In its latest report, “Strengthening School Teaching in Pakistan”, the Bank goes on to note that inadequate incentives and opportunities for professional development and career advancement have rendered teaching an unappealing career choice in the country, “resulting in almost a fifth of all teachers quitting the profession”.
Yet even all this only scratches the surface of the problem. When seen in light of the country’s extremely high population figures – fifth highest in the whole world – it assumes even more ominous proportions.
Pakistan also figures among the world’s top 10 countries in terms of poverty, which means most families that can send their children to school can afford only public ones, which in turn implies that only a small percentage has the luxury of private, urban education in this country. That puts a very large number of Pakistanis at a serious disadvantage when they are born.

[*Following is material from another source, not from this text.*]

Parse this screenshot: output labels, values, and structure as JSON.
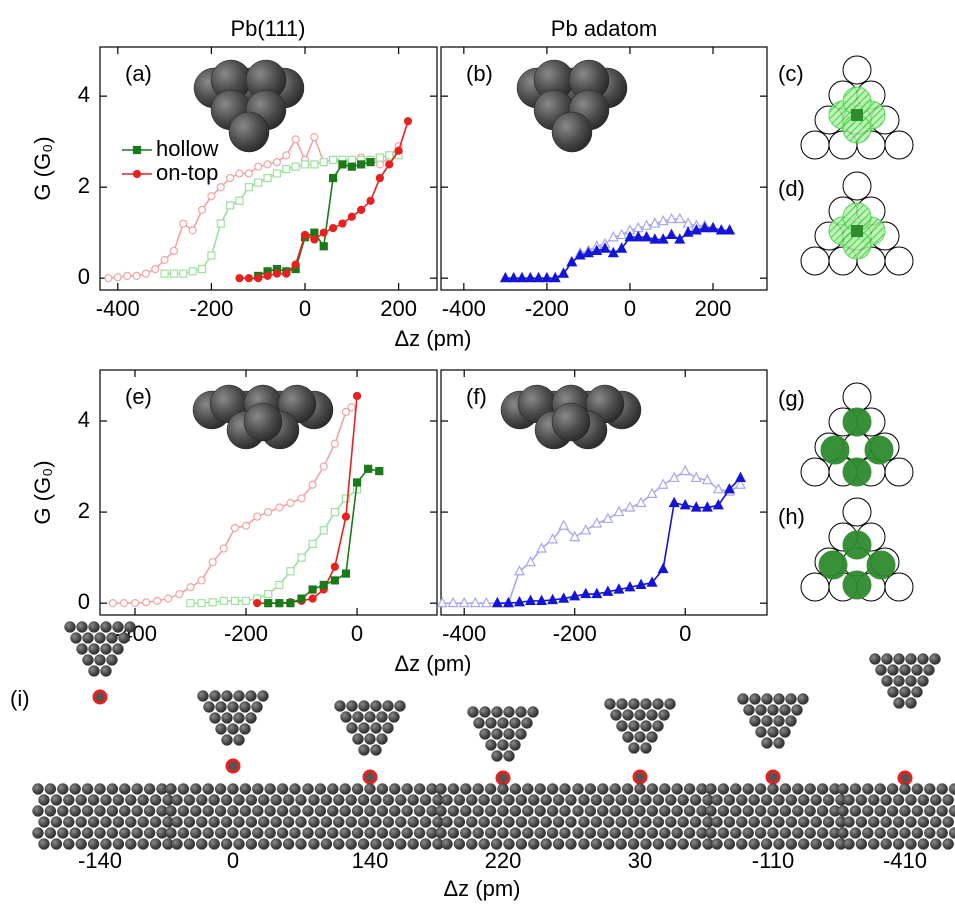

The report did mention that Pakistan had made “remarkable progress toward universal primary education through a significant expansion of school access”, but it didn’t exactly break down if such progress had been made in rural areas as well.
Yet even if this was the case, it would still have brought more children to public schools with substandard quality. And while that is much better than leaving them completely illiterate, it still doesn’t solve the problem of “stark disparity” between the two systems.
Interestingly, the report feels the biggest challenge is “ensuring the availability of quality teaching including inadequate numbers of qualified teachers, particularly subject specialists; uneven distribution of teachers across schools; teacher absenteeism; low teacher accountability; and insufficient training opportunities and incentives”. Indeed, when the PTI administration experimented with its controversial SNC (single national curriculum) one of the problems it ran into was lack of qualified teachers.
But, once again, that was only part of the problem. While quality teachers are necessary for quality education, quality curriculum is no less important. And one reason the SNC experiment failed so badly was that it pandered to the interests of the right wing, conservative lobby to gain political points at the cost of the country’s school children.
The education system faces many challenges, but the main ones are lack of qualified teachers and a structured curriculum. One would have thought that the latter would be easier to overcome than the former, yet both have proved equally difficult.
Perhaps an even bigger problem is lack of necessary will at the very top. And that is not something reports from institutions like ADB can solve. The education problem is so obvious and acute that we don’t even need anybody from the outside to put the spotlight on it. Sadly, it has never been given the attention it deserves.
And now that we are one of the most densely populated, poorest and most illiterate countries in the whole world, it might already be too late to do something about it.